Prusa CORE One の発表の際に、私は「このプリンターは拡張性に優れており、今後のプロジェクトにおいて非常に柔軟に対応できる」と書きました。
そして本日、その意味をまさに体現する新製品を発表できることを嬉しく思います。
それが、Prusa CORE One L です。

こちらは、新しい大型サイズの密閉型CoreXY 3Dプリンターであり、実績のあるPrusa CORE Oneの“兄弟モデル”として登場したファミリーの拡張版です。
私たちは「ひとつのサイズですべてを満たすことはできない」と考えています。
コンパクトなサイズで十分なプロジェクトもあれば、圧倒的なスケールが求められるものもあります。
CORE One Lは、大きなパーツを分割して試作することに悩んできたエンジニア、一度でヘルメット全体をプリントしたいプロップ(造形物)制作者、そして高機能マテリアルを最大限に活かしたいあらゆるクリエイターのためのマシンです。

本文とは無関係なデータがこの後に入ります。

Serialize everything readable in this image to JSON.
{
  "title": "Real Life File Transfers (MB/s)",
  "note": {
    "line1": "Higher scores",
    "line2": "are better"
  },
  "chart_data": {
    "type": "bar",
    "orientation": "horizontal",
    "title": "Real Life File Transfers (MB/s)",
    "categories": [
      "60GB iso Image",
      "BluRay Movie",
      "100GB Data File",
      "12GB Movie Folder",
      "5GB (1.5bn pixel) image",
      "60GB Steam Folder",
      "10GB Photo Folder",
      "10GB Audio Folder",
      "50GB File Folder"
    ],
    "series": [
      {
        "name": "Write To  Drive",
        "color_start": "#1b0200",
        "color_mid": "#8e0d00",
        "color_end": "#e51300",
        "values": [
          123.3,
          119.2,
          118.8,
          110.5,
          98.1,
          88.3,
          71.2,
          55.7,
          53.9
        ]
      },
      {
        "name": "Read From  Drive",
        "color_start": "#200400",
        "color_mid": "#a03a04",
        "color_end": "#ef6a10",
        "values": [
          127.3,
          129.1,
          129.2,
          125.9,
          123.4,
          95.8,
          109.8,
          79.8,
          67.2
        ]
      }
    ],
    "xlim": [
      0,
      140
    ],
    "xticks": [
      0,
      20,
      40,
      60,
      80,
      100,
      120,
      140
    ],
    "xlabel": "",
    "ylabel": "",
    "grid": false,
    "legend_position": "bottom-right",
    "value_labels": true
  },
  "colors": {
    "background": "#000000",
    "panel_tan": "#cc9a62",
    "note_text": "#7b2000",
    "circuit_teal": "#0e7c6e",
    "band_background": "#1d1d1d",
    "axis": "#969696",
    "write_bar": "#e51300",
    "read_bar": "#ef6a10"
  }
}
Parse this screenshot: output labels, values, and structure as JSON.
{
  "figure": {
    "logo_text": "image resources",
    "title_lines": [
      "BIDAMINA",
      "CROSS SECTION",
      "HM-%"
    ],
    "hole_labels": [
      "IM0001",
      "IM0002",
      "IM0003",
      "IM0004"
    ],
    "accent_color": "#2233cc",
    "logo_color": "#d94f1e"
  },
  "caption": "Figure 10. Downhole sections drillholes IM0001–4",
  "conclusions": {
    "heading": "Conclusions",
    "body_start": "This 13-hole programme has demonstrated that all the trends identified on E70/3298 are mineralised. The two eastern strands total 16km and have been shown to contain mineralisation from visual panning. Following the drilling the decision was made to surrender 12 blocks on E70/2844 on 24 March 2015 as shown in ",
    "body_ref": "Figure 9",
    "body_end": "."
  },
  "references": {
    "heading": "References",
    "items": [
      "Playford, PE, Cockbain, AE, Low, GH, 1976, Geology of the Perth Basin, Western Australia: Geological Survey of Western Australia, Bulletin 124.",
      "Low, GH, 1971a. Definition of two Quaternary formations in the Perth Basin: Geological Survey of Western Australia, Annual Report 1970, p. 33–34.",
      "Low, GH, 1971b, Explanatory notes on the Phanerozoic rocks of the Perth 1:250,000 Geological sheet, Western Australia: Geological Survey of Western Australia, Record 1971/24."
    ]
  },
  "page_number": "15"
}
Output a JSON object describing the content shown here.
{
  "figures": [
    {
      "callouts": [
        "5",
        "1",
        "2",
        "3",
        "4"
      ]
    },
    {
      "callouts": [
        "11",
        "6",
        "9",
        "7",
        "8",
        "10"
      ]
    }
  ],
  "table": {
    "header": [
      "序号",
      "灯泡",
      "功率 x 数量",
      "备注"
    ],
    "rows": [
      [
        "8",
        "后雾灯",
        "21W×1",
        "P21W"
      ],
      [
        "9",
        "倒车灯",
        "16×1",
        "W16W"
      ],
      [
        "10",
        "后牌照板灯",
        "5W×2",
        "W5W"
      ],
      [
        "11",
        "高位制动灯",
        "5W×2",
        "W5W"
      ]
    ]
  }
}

CORE One Lは、大型プリント体積と設置スペースの理想的なバランスを実現しています。
スライサーでモデルを細かく分割して貼り合わせる――そんな手間にもう何時間も費やす必要はありません。
これまで6回に分けてプリントしていたものが、今では2回で完了します。
そして本当にすごいのは、そこに至るまでの設計です。 CORE One Lは、CORE Oneと比べてサイズは わずか10%の拡大 なのに、プリント体積は200%にアップ! それでもデスクにすっきり置けるコンパクトさを保っています。
つまり、「外見はコンパクト、中身はビッグ。」
それがCORE One Lの魅力です。

そして今回初めて、重要インフラ向けの特別仕様モデルも公式Eショップで直接販売を開始します。
すでに量産は本格的に始まっており、最初のユニットはレビューアーのもとへ発送済みです。
今すぐ、あなたのCORE One Lを手に入れてください。

そして、内部にはまだまだ驚きの仕掛けがあります!
気になりますか?それでは、さっそく見ていきましょう!

CORE ONE Lの6つの注目ポイント

いつも通り、最初は短くシンプルにまとめようと思って書き始めました。 ……が、技術的な話に入るうちにどんどん熱が入ってしまいまして(笑)。 なので、まずは「特に重要な6つのポイント」をざっくり紹介してから、後半で対流式エアフローの話など、よりマニアックな部分に触れたいと思います。🙂

1. テーブルサイズに収まるのに、約30リットル(1立方フィート)の大容量プリント。しかも標準電源で動作。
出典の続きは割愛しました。